Philip Moschitta, Guermonprez’s predecessor as director, defended Brattain’s work at Northport, saying he was being unfairly blamed for what Moschitta described as the results of years of underfunding for needed maintenance projects.
“Over the years, with so many directors and so many engineering directors, it doesn’t come down to one person,” said Moschitta, who led Northport from 2009 until he retired in April.
Asked if he felt confident of Brattain during the five years Brattain served under him, Moschitta said, “Yes. People always want to find a scapegoat.”
News of the negative engineering reports come at a time when some indicators show improvement in medical care at Northport, even as its physical condition has been in serious decline. In an internal VA comparison of the agency’s 168 medical centers, Northport rose from a 2-star facility in 2015 to a 4-star facility now, with 5 stars being the top.
Details from McInerney’s reports depict an engineering staff that struggled to check on work totaling millions of dollars per year that contractors performed.
Communication issues between project engineering and contracting staff left the department “ineffective at mitigating extensive project delays and project terminations,” McInerney wrote.
The delays and terminations have left projects at Northport “in various stalled states of completion . . . adding additional financial burden to the Medical Center,” she added.
The same report said that Northport was required to return federal construction dollars when it could not complete maintenance projects on schedule. Northport was sometimes doubly penalized when it was forced to pay contractors for the half-finished work.
“Settlements paid to contractors as a direct resultant of failure to manage a project that results in termination is wasteful to the government,” McInerney added.
Concerns about the Northport VA have stretched all the way to Washington D.C. In a letter written in April to then-acting director Vincent Immiti, Rep. David P. Roe (R-Tenn.), chairman of the House Committee on Veterans Affairs, raised concerns about “deteriorating facilities at Northport VAMC,” referencing such issues as deteriorated roofs and mold growth in several buildings.
On Wednesday, Roe announced that he would make a short-notice visit to Northport on Thursday, during which he intends to question patients, staff and administrators about the facility’s condition.
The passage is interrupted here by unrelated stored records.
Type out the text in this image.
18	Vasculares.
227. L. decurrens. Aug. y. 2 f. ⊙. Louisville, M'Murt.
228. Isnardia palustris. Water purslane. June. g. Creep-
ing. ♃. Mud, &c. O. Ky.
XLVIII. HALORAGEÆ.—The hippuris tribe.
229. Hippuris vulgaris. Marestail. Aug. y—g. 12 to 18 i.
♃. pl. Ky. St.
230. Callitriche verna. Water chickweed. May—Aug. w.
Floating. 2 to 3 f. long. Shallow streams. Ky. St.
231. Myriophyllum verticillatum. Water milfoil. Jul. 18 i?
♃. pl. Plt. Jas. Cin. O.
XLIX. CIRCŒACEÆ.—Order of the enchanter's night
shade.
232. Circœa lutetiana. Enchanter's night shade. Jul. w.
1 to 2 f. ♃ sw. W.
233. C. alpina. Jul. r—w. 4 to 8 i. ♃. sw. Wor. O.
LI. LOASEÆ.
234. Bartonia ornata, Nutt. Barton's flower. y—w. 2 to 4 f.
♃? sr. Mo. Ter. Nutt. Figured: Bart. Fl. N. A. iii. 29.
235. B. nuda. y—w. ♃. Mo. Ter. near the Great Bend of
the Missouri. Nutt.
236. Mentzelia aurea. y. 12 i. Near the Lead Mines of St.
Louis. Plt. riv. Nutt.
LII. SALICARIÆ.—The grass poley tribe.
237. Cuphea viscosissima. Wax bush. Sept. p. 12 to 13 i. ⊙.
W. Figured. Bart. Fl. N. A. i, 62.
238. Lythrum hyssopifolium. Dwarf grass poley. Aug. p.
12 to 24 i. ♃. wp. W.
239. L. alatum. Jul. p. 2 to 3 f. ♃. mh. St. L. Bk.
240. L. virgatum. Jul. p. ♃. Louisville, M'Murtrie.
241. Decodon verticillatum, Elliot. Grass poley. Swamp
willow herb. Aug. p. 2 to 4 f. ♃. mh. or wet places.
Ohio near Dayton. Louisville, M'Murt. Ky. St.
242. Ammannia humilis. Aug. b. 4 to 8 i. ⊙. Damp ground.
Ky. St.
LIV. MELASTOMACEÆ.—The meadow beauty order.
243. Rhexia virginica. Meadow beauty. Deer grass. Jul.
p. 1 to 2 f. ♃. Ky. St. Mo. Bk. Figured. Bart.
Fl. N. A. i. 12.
Roe’s April letter said Northport faced a “staggering” backlog of maintenance projects among Northport’s 47 buildings, some of which date to the late 1920s — projects estimated to cost $279 million.
The letter said maintenance failures include collapsed drainage pipes, clogged underground rainwater collection systems that have not been cleaned in decades, and water-damaged plaster walls that have been painted over rather than repaired.
“The sheer number of maintenance problems, especially the litany of HVAC system breakdowns on the campus begs scrutiny of the people performing the maintenance,” Roe wrote then. “ . . . Neglect like this is inexcusable.”